On peut relever avec satisfaction qu'à ce sujet de nombreux acteurs majeurs de la recherche française, mais aussi la Commission européenne, ont été signataires de la déclaration internationale sur le partage des données de la recherche sur la Covid-19 lancée par la fondation britannique Wellcom.
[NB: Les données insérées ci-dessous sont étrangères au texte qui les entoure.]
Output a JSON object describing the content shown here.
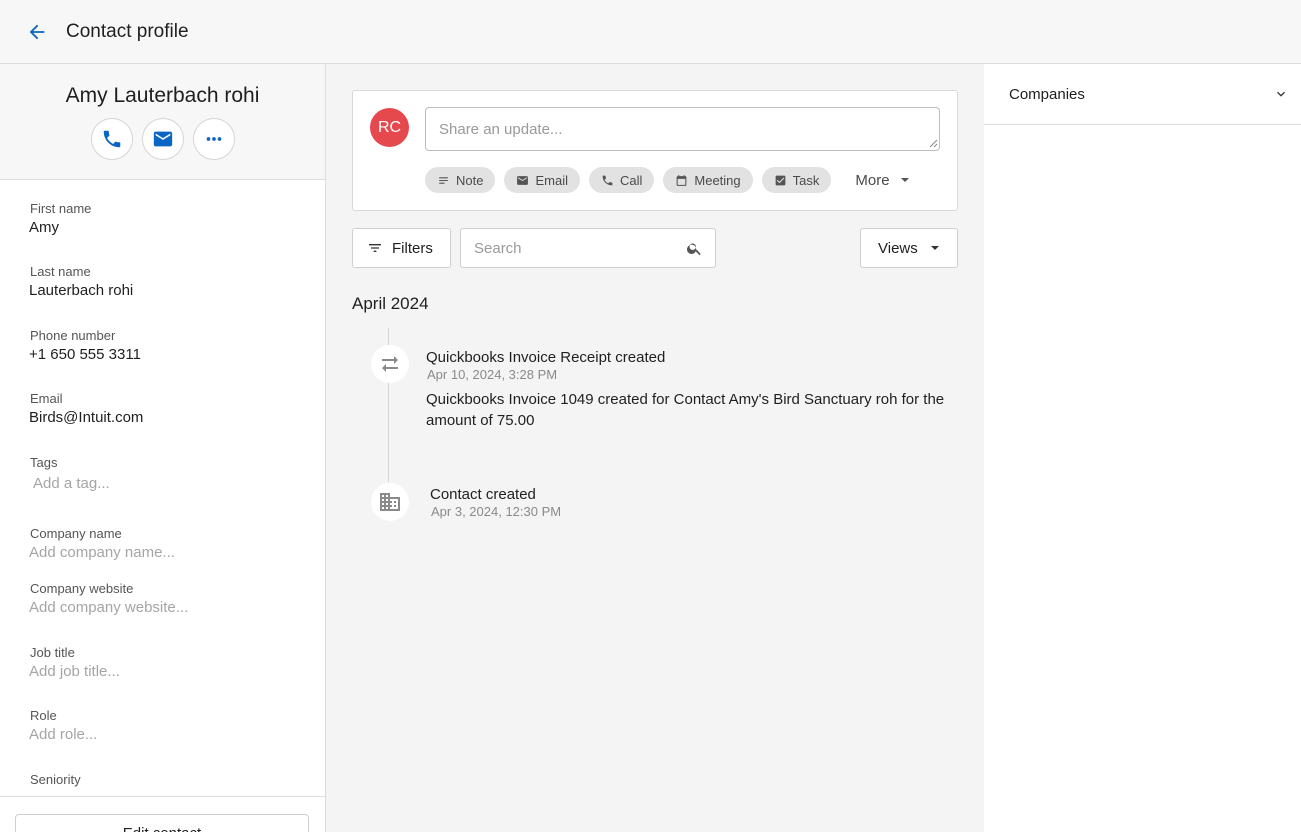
{
  "header": {
    "title": "Contact profile"
  },
  "contact": {
    "name": "Amy Lauterbach rohi",
    "fields": [
      {
        "label": "First name",
        "value": "Amy",
        "placeholder": false
      },
      {
        "label": "Last name",
        "value": "Lauterbach rohi",
        "placeholder": false
      },
      {
        "label": "Phone number",
        "value": "+1 650 555 3311",
        "placeholder": false
      },
      {
        "label": "Email",
        "value": "Birds@Intuit.com",
        "placeholder": false
      },
      {
        "label": "Tags",
        "value": "Add a tag...",
        "placeholder": true
      },
      {
        "label": "Company name",
        "value": "Add company name...",
        "placeholder": true
      },
      {
        "label": "Company website",
        "value": "Add company website...",
        "placeholder": true
      },
      {
        "label": "Job title",
        "value": "Add job title...",
        "placeholder": true
      },
      {
        "label": "Role",
        "value": "Add role...",
        "placeholder": true
      },
      {
        "label": "Seniority",
        "value": "",
        "placeholder": true
      }
    ],
    "edit_label": "Edit contact"
  },
  "composer": {
    "avatar_initials": "RC",
    "avatar_color": "#e5484d",
    "placeholder": "Share an update...",
    "chips": [
      {
        "label": "Note",
        "icon": "note-icon"
      },
      {
        "label": "Email",
        "icon": "email-icon"
      },
      {
        "label": "Call",
        "icon": "phone-icon"
      },
      {
        "label": "Meeting",
        "icon": "calendar-icon"
      },
      {
        "label": "Task",
        "icon": "task-icon"
      }
    ],
    "more_label": "More"
  },
  "toolbar": {
    "filters_label": "Filters",
    "search_placeholder": "Search",
    "views_label": "Views"
  },
  "timeline": {
    "month": "April 2024",
    "events": [
      {
        "icon": "sync-arrows-icon",
        "title": "Quickbooks Invoice Receipt created",
        "time": "Apr 10, 2024, 3:28 PM",
        "body": "Quickbooks Invoice 1049 created for Contact Amy's Bird Sanctuary roh for the amount of 75.00"
      },
      {
        "icon": "building-icon",
        "title": "Contact created",
        "time": "Apr 3, 2024, 12:30 PM",
        "body": ""
      }
    ]
  },
  "sidebar_right": {
    "companies_label": "Companies"
  },
  "colors": {
    "accent": "#0b66c3"
  }
}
L'effort national en faveur de la recherche sur la Covid-19 s'inscrit et doit continuer de s'inscrire dans une dynamique européenne. Le programme Horizon 2020 - pour près de 180 millions d'euros -, le Conseil européen de l'innovation (CEI) - pour 166 millions d'euros - et l'initiative européenne pour les médicaments innovants (IMI) - pour 117 millions d'euros - ont lancé des appels à projets de recherche en réponse à la crise sanitaire, qui ont permis le financement de nombreux projets incluant ou coordonnés par des acteurs français.
En matière d'essais cliniques, l'exemple de l'essai Discovery, initié par la France et rassemblant treize pays, a montré que la coopération européenne restait largement perfectible. Coordonné par l'Inserm et doté de 11 millions d'euros, le projet s'est heurté à la lenteur de certains de nos partenaires européens à y inclure un nombre satisfaisant de groupes de patients. Cela est pour partie imputable à l'hétérogénéité des normes régissant les essais cliniques dans les différents États membres, mais aussi à un défaut de confiance réciproque.
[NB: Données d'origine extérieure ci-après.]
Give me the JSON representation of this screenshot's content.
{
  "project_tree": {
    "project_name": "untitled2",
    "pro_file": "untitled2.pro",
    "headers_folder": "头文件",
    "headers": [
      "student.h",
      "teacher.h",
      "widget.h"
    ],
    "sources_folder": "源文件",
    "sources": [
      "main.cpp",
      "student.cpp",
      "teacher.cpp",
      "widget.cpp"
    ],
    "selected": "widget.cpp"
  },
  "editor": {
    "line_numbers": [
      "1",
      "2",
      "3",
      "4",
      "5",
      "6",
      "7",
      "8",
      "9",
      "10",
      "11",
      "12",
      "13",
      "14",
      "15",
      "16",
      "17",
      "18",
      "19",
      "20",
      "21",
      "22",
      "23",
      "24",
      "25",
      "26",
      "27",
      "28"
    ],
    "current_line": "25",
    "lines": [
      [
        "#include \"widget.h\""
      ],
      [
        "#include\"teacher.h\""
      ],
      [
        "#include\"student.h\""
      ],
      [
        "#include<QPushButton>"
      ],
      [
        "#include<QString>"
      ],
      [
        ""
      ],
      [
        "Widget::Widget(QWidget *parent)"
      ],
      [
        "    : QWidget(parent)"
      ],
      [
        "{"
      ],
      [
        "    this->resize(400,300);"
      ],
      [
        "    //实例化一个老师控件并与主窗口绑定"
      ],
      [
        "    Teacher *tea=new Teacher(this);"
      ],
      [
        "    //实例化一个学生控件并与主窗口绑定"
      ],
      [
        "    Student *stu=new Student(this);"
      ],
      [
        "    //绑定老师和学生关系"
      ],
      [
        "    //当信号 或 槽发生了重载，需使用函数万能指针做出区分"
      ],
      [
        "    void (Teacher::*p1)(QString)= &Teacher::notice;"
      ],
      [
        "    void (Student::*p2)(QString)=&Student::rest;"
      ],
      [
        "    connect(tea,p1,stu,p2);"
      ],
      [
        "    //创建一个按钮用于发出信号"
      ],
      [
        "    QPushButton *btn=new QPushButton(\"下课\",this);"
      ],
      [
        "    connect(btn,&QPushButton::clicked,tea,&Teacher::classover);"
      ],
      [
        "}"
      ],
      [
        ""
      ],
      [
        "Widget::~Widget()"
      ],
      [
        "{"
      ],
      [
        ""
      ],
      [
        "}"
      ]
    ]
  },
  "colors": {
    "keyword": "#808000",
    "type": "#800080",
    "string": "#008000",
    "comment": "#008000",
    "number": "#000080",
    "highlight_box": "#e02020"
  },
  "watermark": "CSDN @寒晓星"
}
La crise nous montre qu'un effort commun est indispensable en matière de vaccins. Pris isolément, aucun État membre n'est en mesure d'apporter aux industriels un soutien déterminant pour financer à la fois la recherche, les essais et enfin la production massive de doses de vaccins, comme sont en train de le faire les États-Unis. L'Europe de la santé reste à construire, et la France doit y prendre toute sa part. À cet égard, je vous renvoie au rapport que nos collègues Pascale Gruny et Laurence Harribey ont consacré à l'Europe de la santé : l'Union européenne n'a qu'une compétence d'appui en la matière, mais il faudrait aller plus loin.